Coach Knows Dudes Want Alligator Flasks

Coach (COH) is losing some luster with the ladies, but it appears to be having some luck with men. Bags and accessories intended for guys were by far the brightest spot of an otherwise dismal report from the luxury retailer this morning. Sales of those products increased by 25 percent and Coach said it hopes to book $700 million in men’s sales this year. That would represent a not-at-all shabby 14 percent of its total sales last year.

The cross-dressing strategy isn’t a stretch. Coach is great at leather; men generally like leather. And the company’s design team seems to be building a better product line on that front. They are no longer hawking $250 baseball bats, which were a strange choice (though they still have baseball gloves). Rather, they are focusing on more refined and unique things, like deerskin driving gloves ($148), cologne that smells like oak moss and saddles ($95) and a pièce de résistance, a flask wrapped in alligator hide ($500).

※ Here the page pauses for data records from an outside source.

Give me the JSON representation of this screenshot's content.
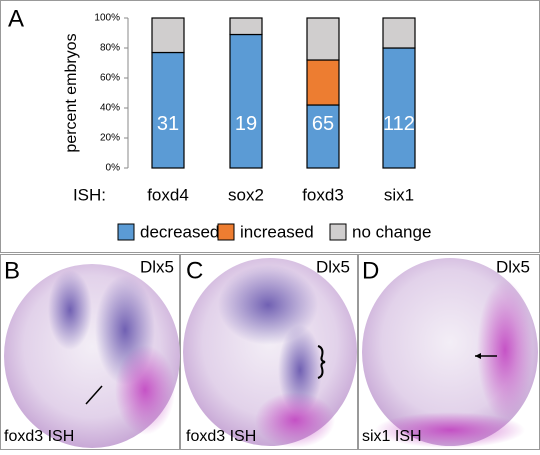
{
  "panel_label": "A",
  "chart_data": {
    "type": "stacked_bar",
    "y_label": "percent embryos",
    "x_label": "ISH:",
    "categories": [
      "foxd4",
      "sox2",
      "foxd3",
      "six1"
    ],
    "series": [
      {
        "name": "decreased",
        "color": "#5b9bd5",
        "values": [
          77,
          89,
          42,
          80
        ]
      },
      {
        "name": "increased",
        "color": "#ed7d31",
        "values": [
          0,
          0,
          30,
          0
        ]
      },
      {
        "name": "no change",
        "color": "#d0cece",
        "values": [
          23,
          11,
          28,
          20
        ]
      }
    ],
    "bar_labels": [
      31,
      19,
      65,
      112
    ],
    "ylim": [
      0,
      100
    ],
    "yticks": [
      {
        "value": 0,
        "label": "0%"
      },
      {
        "value": 20,
        "label": "20%"
      },
      {
        "value": 40,
        "label": "40%"
      },
      {
        "value": 60,
        "label": "60%"
      },
      {
        "value": 80,
        "label": "80%"
      },
      {
        "value": 100,
        "label": "100%"
      }
    ],
    "legend": "bottom"
  },
  "panels": [
    {
      "label": "B",
      "marker": "Dlx5",
      "caption": "foxd3 ISH"
    },
    {
      "label": "C",
      "marker": "Dlx5",
      "caption": "foxd3 ISH"
    },
    {
      "label": "D",
      "marker": "Dlx5",
      "caption": "six1 ISH"
    }
  ]
}
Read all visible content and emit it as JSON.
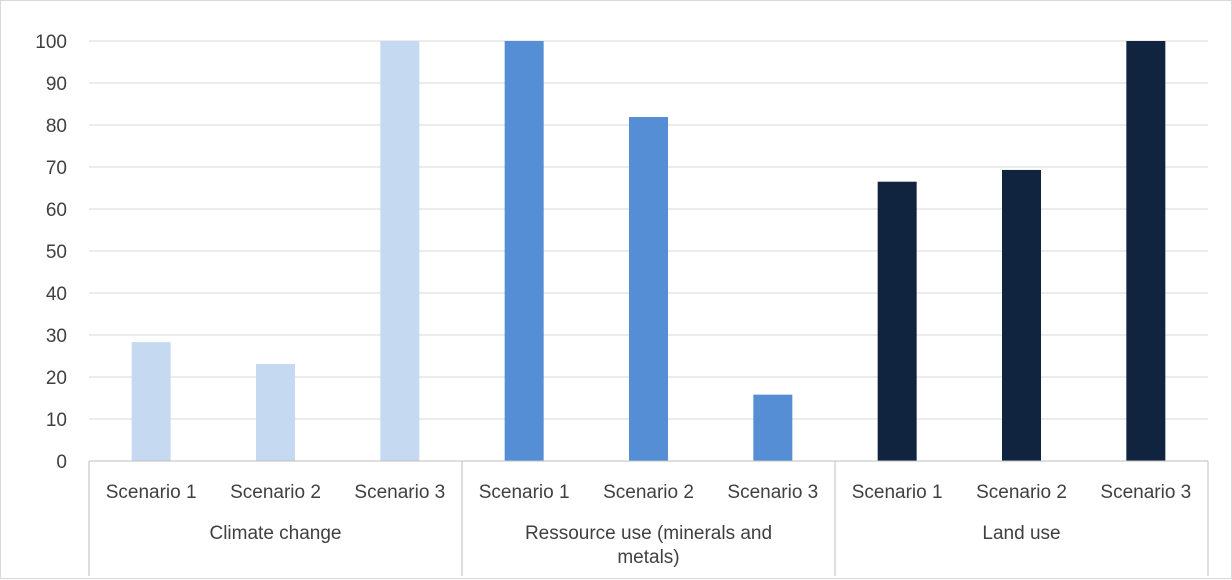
{
  "chart_data": {
    "type": "bar",
    "ylim": [
      0,
      100
    ],
    "ytick_step": 10,
    "yticks": [
      "0",
      "10",
      "20",
      "30",
      "40",
      "50",
      "60",
      "70",
      "80",
      "90",
      "100"
    ],
    "grid": true,
    "legend": "none",
    "groups": [
      {
        "label": "Climate change",
        "label_lines": [
          "Climate change"
        ],
        "color": "#c5d9f1",
        "categories": [
          "Scenario 1",
          "Scenario 2",
          "Scenario 3"
        ],
        "values": [
          28.3,
          23.1,
          100
        ]
      },
      {
        "label": "Ressource use (minerals and metals)",
        "label_lines": [
          "Ressource use (minerals and",
          "metals)"
        ],
        "color": "#558ed5",
        "categories": [
          "Scenario 1",
          "Scenario 2",
          "Scenario 3"
        ],
        "values": [
          100,
          81.9,
          15.8
        ]
      },
      {
        "label": "Land use",
        "label_lines": [
          "Land use"
        ],
        "color": "#10233f",
        "categories": [
          "Scenario 1",
          "Scenario 2",
          "Scenario 3"
        ],
        "values": [
          66.5,
          69.3,
          100
        ]
      }
    ]
  }
}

A Wall Street analyst itching to burn some bonus cash won’t find that at Jack Spade, Alfred Dunhill or any of the other blue-blood bro brands.

Meanwhile, Coach’s women’s business is a hot mess. A dearth of handbag shoppers has been taking its toll, as the company frantically tries to expand its product line across the “lifestyle” strata—from shoes to coats to watches. Progress has been slight.

In the recent quarter, both sales and profit dipped slightly at Coach. It even posted a decline in direct-to-consumer sales; that’s particularly rare these days, given that wholesale brands have typically been improving their reach with bigger and better web stores.

“While we are encouraged by the initial iterations by our lifestyle brand, we recognize that the full reflection of this positioning is part of a multi-year journey,” CFO Jane Nielsen said on a conference call this morning. In other words, don’t bail on us now. Investors ignored her: Coach shares are down about 8 percent.